Despite the challenges, Copenhagen has seen its emissions reduced by 80 percent since 2010, and an expanded 2035 climate plan is now being developed. With no one to emulate, however, the Council is still determining how to implement its ambitious target successfully and with popular involvement. Central to its strategy is the holding of citizens’ assemblies to ensure widespread public input into, and ownership over, the plan. Left party Enhedslisten, who is overseeing the plan, also hopes this approach will help ensure more equitable outcomes, particularly around housing affordability in Copenhagen, which is experiencing an ongoing crisis.

 

A just transition, or just transition?

Despite the apparent success in developing their renewable energies sector, and some success in reducing emissions, vested interests in both Denmark and Norway continue to hold back a genuine change. In Norway, the hydrocarbon industry maintains a stranglehold on the public sphere that is unlikely to loosen any time soon. In Denmark, high levels of wind energy cannot hide a failure to address other polluting industries, including one, which was not the subject of the delegation’s focus during this visit: agriculture. So long as this resistance continues, any transition – socially just or otherwise – risks capture by corporate interests more interested in short-term profit than long-term gain.
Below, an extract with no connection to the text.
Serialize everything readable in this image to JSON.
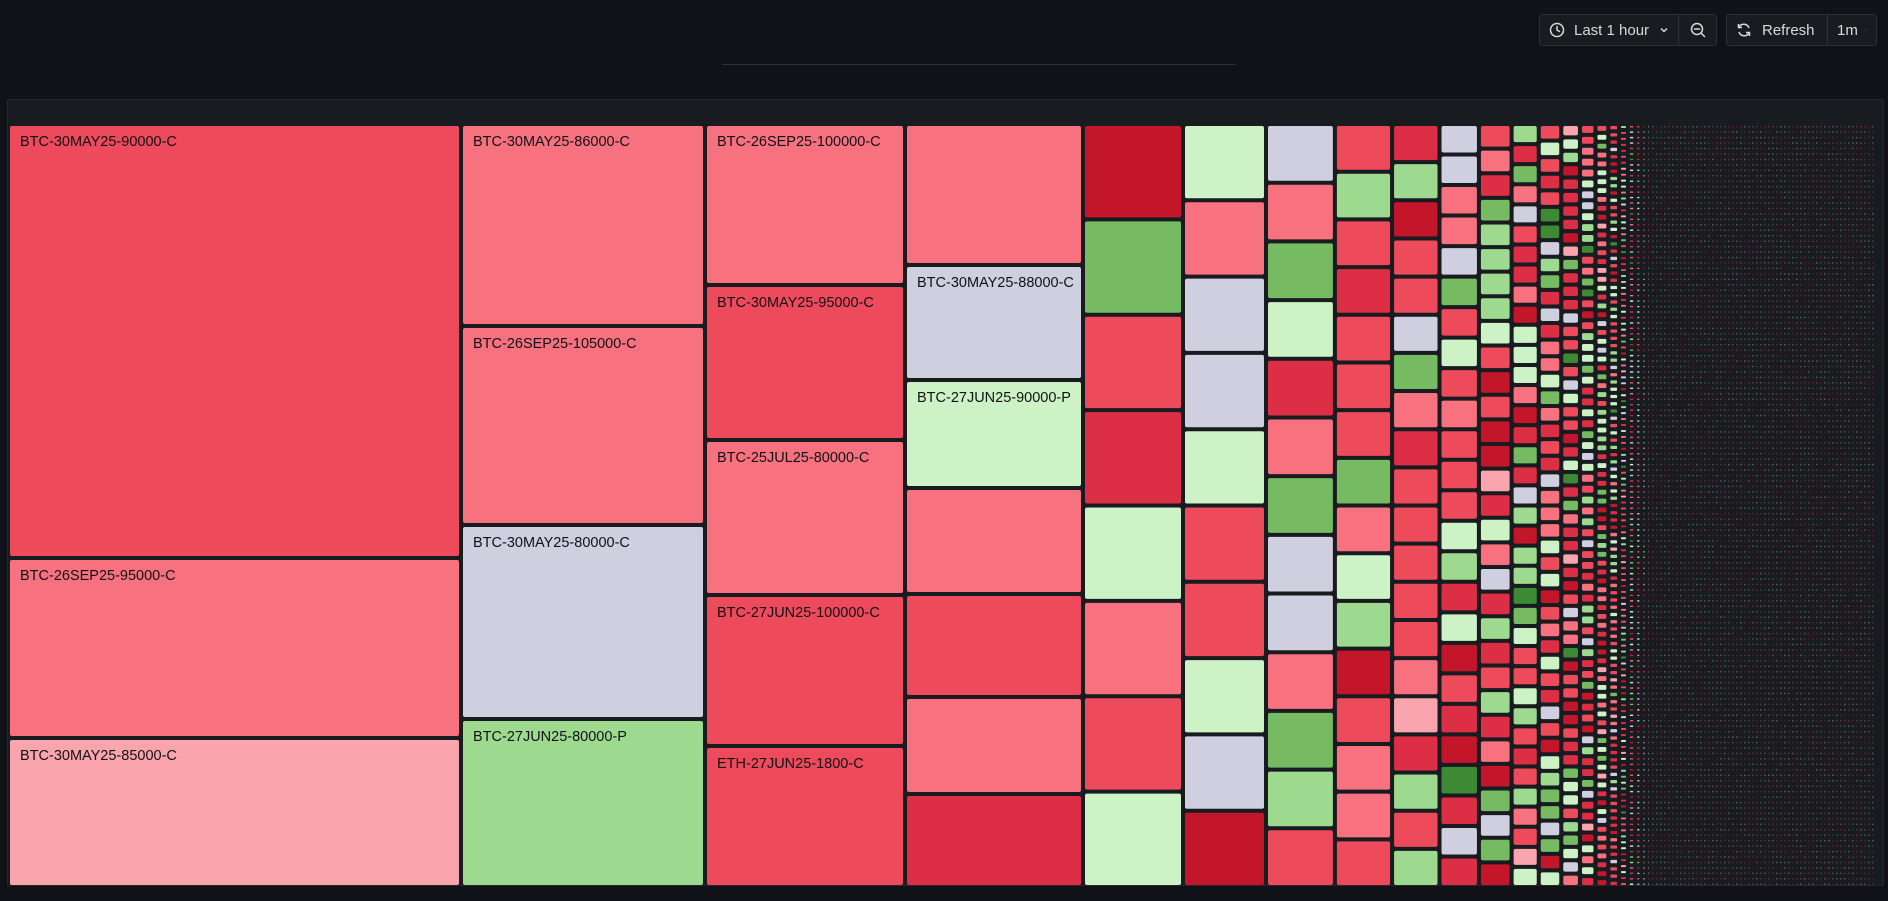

These failures are no longer attributable to a lack of knowledge – the scientific consensus that climate change is real and is accelerating at an alarming pace, has been public knowledge for decades. However, where governments have acted, they have done too little, too much in the interest of private business, and the oil and gas sector in particular. This tension remains an ongoing part of the struggle for a genuine, socially just transition in Denmark, Norway and beyond. Its success depends on building deeper, stronger relations between environmental movements, workers, farmers, and communities. In this regard, as in the field of energy production, Denmark and Norway have much to teach, but they are no guiding lights. Like the rest of us, they have also still much to learn.

 

Duroyan Fertl is a former political advisor for Sinn Féin and the European United Left/Nordic Green Left (GUE/NGL) in the European Parliament. He is currently Nordic Countries Coordinator for the Rosa Luxemburg Foundation’s Brussels Office.